A competent brand earns trust; an incompetent brand squanders it. A competent brand builds expertise into a platform of confidence for future operations. Based on its record, BP seems behind the curve in this regard. As I see it, this is what happens when you position the brand as advertising. Brand-driven operations deliver more traction.
7. In a crisis, brand character steps up, and steps forward. If brand character is missing, the brand appears inept, or cynical, or both.
People want their brands to be heroes. They want their brands to perform under pressure, to stand up to adversity, to make tough decisions, and (always) to level with them in the process. This is the brand as team leader. We build brands for this purpose. Companies with character build brands with character. Brands with character lead.
The Deepwater Horizon disaster is BP’s show. It’s the chance for the BP brand to stand tall and show the world what BP is made of. It’s a character test for BP, a test the brand should welcome. It’s a chance for the brand to lead. Two months have passed since the accident, but BP’s brand character has yet to step forward in clear and decisive fashion. It seems to act only when pushed to the wall. That’s not brand leadership.
8. A brand can’t hide its heroes
At the present time the BP brand has no visible champion. The brand seems hunkered down, defensive, evasive, guarded, saying as little as possible, or saying nothing at all. It’s become a brand of defense lawyers.
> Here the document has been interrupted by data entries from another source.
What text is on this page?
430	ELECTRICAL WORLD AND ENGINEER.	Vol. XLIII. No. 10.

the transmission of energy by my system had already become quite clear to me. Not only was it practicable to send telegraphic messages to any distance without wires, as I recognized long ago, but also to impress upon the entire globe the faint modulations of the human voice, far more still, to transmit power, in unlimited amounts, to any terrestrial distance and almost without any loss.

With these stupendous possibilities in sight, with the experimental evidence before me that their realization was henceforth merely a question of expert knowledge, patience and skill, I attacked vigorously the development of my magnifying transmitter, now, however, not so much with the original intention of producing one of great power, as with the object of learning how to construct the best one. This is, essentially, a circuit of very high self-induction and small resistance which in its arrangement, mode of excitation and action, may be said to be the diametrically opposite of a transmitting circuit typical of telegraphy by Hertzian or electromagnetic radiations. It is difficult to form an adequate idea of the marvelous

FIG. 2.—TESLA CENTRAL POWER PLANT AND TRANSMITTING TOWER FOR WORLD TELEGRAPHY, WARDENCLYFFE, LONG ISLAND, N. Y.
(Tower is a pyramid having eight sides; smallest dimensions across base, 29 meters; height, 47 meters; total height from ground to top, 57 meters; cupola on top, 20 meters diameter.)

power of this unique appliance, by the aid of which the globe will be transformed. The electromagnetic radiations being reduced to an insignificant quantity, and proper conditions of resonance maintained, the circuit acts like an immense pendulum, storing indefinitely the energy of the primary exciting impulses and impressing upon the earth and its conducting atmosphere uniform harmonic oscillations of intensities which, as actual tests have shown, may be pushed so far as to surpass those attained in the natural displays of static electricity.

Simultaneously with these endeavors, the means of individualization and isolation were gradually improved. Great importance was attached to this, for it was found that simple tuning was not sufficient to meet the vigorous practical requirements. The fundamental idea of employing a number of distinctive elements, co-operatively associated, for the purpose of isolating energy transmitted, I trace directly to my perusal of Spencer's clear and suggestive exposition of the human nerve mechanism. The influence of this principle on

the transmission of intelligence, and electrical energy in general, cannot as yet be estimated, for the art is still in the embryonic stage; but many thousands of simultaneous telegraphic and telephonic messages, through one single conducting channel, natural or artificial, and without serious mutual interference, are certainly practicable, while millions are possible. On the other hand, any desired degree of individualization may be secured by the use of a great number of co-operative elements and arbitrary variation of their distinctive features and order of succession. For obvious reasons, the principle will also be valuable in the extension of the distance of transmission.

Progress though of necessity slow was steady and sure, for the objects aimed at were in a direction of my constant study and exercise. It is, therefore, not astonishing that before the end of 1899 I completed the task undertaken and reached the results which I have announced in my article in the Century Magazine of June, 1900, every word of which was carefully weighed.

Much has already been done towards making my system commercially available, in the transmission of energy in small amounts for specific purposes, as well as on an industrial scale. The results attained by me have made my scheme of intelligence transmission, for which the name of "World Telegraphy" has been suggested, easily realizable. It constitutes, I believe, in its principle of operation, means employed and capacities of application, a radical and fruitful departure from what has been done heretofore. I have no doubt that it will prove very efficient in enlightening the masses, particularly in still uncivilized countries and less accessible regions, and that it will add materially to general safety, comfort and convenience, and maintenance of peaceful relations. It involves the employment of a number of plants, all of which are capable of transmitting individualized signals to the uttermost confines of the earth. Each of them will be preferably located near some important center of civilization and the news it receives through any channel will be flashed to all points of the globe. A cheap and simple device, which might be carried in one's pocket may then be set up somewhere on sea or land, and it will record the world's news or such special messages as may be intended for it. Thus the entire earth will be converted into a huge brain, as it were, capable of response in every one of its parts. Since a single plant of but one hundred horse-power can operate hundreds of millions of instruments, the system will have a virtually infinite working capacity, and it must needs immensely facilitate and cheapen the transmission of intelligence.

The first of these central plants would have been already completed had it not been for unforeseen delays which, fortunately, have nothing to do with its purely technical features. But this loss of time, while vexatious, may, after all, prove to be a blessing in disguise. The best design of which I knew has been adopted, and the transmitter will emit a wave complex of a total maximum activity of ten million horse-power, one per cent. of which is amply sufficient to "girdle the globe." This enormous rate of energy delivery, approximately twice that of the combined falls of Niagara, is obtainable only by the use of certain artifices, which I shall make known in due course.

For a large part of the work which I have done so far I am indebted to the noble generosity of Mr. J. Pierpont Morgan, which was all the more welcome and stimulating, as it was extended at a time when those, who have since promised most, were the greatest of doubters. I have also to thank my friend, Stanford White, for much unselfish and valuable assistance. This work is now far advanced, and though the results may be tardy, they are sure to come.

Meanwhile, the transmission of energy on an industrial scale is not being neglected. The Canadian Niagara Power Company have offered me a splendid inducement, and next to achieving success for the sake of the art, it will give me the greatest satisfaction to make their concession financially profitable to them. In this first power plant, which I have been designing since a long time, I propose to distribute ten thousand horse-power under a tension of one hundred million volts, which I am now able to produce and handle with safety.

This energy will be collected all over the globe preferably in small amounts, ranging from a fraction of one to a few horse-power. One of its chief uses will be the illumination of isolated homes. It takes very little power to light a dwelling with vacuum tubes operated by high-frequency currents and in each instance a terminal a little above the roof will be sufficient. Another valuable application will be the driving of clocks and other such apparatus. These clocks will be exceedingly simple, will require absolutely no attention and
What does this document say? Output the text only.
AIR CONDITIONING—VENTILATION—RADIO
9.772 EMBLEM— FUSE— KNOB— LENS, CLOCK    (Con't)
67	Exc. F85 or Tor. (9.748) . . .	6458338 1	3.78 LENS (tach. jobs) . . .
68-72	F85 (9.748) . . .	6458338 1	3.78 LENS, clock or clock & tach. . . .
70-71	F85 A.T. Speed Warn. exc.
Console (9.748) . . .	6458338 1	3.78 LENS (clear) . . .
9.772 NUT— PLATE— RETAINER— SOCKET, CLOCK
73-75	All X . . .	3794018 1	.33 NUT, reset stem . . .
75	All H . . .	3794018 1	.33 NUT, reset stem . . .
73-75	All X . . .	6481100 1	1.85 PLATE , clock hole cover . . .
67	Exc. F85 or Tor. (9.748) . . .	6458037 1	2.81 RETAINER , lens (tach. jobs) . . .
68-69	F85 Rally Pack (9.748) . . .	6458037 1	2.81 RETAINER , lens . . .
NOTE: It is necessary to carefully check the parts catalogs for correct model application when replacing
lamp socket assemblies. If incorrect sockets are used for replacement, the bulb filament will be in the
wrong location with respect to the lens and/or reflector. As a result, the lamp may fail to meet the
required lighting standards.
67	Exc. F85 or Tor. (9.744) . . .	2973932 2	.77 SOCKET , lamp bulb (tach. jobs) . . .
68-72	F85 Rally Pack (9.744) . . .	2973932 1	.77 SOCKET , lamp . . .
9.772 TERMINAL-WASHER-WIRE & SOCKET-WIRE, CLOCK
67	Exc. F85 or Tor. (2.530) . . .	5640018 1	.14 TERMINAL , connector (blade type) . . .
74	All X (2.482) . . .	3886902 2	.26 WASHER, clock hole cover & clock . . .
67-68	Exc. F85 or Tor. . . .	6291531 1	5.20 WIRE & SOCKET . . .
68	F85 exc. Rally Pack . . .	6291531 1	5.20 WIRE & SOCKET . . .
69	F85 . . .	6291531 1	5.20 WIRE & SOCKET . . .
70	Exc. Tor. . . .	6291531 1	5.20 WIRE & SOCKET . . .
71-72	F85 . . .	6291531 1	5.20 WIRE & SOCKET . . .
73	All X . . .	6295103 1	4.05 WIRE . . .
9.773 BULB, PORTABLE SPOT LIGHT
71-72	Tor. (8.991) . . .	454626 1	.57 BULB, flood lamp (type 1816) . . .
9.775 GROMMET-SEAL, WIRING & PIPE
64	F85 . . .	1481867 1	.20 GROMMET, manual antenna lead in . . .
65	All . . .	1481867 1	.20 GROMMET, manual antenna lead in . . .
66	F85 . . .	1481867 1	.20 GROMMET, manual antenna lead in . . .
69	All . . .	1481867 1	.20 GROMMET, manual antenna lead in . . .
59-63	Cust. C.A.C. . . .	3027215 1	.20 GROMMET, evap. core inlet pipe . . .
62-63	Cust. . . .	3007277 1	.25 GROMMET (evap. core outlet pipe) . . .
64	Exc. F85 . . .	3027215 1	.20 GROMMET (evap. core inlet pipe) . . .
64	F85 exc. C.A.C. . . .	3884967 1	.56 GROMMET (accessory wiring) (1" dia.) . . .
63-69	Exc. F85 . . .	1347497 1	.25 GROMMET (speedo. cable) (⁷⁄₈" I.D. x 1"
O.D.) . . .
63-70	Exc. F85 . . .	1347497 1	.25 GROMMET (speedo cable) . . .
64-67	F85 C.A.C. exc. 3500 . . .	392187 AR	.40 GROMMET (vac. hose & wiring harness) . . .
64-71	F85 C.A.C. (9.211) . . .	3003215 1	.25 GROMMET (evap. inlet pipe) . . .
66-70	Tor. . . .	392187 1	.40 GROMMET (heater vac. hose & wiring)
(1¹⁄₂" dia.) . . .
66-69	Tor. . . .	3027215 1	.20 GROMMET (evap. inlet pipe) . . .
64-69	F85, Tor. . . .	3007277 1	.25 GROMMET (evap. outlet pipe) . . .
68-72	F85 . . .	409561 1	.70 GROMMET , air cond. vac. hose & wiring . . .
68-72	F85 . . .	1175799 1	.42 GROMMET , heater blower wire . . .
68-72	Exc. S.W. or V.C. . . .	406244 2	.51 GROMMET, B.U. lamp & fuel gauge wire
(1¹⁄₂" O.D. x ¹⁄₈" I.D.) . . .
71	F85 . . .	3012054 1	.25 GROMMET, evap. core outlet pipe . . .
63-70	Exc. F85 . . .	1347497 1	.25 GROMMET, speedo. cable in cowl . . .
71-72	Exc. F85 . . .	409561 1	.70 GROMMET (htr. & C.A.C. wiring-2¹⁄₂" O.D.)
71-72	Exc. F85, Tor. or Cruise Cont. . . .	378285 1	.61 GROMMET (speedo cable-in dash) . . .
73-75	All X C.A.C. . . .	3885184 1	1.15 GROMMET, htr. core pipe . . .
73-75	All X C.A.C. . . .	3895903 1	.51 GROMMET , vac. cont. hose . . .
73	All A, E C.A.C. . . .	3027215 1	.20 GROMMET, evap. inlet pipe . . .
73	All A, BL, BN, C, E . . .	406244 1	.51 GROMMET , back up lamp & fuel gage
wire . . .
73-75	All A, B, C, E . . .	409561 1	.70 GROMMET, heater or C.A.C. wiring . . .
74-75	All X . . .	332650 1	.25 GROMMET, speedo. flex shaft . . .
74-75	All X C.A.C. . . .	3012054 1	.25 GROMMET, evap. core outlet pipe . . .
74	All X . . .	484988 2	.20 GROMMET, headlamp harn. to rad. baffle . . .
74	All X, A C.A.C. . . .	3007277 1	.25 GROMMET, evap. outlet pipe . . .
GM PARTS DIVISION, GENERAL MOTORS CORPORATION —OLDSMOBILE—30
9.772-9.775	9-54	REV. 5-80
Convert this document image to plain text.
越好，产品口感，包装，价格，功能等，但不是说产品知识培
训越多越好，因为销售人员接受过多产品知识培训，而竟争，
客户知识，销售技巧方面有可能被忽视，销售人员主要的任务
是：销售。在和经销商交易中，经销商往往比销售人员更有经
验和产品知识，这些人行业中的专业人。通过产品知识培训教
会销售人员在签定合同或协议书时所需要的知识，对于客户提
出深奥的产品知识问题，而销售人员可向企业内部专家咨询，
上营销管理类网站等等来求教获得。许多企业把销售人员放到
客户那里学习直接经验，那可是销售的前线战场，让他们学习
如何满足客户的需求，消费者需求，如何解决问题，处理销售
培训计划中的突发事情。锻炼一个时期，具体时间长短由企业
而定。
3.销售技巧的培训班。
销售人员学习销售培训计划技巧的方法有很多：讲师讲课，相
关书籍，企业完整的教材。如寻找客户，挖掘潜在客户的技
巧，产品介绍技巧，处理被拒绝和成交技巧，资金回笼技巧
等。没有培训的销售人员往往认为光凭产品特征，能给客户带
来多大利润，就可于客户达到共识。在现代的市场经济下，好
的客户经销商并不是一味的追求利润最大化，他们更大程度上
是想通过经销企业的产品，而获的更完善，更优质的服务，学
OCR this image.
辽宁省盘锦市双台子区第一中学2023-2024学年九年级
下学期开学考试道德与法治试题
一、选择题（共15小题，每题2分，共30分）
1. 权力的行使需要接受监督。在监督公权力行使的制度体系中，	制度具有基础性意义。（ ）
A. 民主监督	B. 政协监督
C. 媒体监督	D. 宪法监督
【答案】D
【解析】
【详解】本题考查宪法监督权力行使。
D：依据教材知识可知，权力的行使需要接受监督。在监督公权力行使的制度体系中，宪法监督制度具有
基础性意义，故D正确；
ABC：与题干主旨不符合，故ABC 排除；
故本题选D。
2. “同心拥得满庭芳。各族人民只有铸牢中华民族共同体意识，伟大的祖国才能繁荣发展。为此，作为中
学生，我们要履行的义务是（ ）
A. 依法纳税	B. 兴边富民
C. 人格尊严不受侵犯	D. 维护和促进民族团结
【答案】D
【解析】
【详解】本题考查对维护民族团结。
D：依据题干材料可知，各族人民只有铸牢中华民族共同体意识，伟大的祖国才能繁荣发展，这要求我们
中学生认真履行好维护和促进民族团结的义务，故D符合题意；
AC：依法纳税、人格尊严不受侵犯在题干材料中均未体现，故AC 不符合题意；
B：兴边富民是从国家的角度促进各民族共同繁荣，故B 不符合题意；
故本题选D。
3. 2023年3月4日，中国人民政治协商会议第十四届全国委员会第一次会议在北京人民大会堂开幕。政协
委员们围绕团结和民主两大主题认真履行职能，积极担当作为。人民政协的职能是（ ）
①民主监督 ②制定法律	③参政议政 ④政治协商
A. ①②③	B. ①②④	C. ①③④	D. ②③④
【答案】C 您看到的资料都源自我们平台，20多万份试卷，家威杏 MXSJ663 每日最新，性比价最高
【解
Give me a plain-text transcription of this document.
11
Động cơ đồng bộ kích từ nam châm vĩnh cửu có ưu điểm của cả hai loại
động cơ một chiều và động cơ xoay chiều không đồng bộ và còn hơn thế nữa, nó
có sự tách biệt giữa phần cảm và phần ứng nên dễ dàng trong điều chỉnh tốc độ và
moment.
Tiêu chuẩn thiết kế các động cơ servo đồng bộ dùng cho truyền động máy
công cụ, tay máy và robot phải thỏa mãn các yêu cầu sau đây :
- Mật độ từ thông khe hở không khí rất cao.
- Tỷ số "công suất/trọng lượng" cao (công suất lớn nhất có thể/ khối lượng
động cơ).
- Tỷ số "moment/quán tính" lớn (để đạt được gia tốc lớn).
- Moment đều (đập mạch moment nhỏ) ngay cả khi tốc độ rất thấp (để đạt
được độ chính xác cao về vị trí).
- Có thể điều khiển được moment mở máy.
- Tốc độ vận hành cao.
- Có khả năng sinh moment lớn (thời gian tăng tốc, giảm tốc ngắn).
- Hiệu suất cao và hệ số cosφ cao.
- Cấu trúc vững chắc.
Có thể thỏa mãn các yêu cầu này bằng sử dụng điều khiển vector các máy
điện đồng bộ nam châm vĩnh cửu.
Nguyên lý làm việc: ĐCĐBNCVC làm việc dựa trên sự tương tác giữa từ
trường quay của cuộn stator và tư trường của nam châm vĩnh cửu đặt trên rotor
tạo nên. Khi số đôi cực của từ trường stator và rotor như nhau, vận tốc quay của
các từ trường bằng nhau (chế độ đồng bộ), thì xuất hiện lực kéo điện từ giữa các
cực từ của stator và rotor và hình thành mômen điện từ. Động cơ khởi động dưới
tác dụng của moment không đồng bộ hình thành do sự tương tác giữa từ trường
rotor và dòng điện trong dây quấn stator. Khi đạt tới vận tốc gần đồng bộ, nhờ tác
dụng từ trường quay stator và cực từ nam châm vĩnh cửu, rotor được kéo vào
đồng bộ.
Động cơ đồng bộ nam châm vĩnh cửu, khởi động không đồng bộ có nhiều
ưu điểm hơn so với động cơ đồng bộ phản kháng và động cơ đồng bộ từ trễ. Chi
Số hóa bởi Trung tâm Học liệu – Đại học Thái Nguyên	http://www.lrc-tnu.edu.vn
At the operations level, however, buried from view, there are certainly legions of BP heroes, from engineers to drillers to dozens of crafts working tirelessly to solve the monumentally complex problems caused by the blowout. Deep oil drilling is extremely difficult even in the best of times. In a crisis it is exponentially difficult, dangerous and unforgiving. How many amazing BP brand stories of courage and ingenuity are there at the work front as BP battles to stanch the blowout? Quite a few, I’d imagine, but BP has kept them out of sight. Their impact could help reverse BP’s precipitous brand free fall. The American people would want to hear them too.
9. Brands are outcomes, not promises
BP has an exquisite mark brilliantly designed by Landor, one that positions BP as “an environmental leader” with the promise of “moving beyond the petroleum sector.” We are now more than a decade into that captivating mark and that far-reaching promise. While BP has made important and commendable investments in renewable energy, its defining brand behavior may be that of a company with “egregious” safety violations in recent years, leading to the Deepwater Horizon catastrophe.
In the real world brands are judged by their outcomes. Sadly, the reigning outcome for the BP brand currently looks like this.
10. The only place to “position” brands is inside employees. They make the brand work. To do this you lead by example.
Brands are culture, not campaigns. A company’s brand is a way of getting things done, tuned to the precise vision and values of the company. It’s a method, a practice, an art, all wrapped in the company culture. Thus, the only place to “position” a brand is inside employees. They make the brand what it is, and what it can be. Employees aren’t “aligned” to the brand. They see the brand in action and join up because the brand is an amazing opportunity to be creative, responsible and productive on the job. The brand is an expression of the best in themselves.
The only way to position the brand inside employees is to lead by example.
The world is waiting for the BP brand to take this step.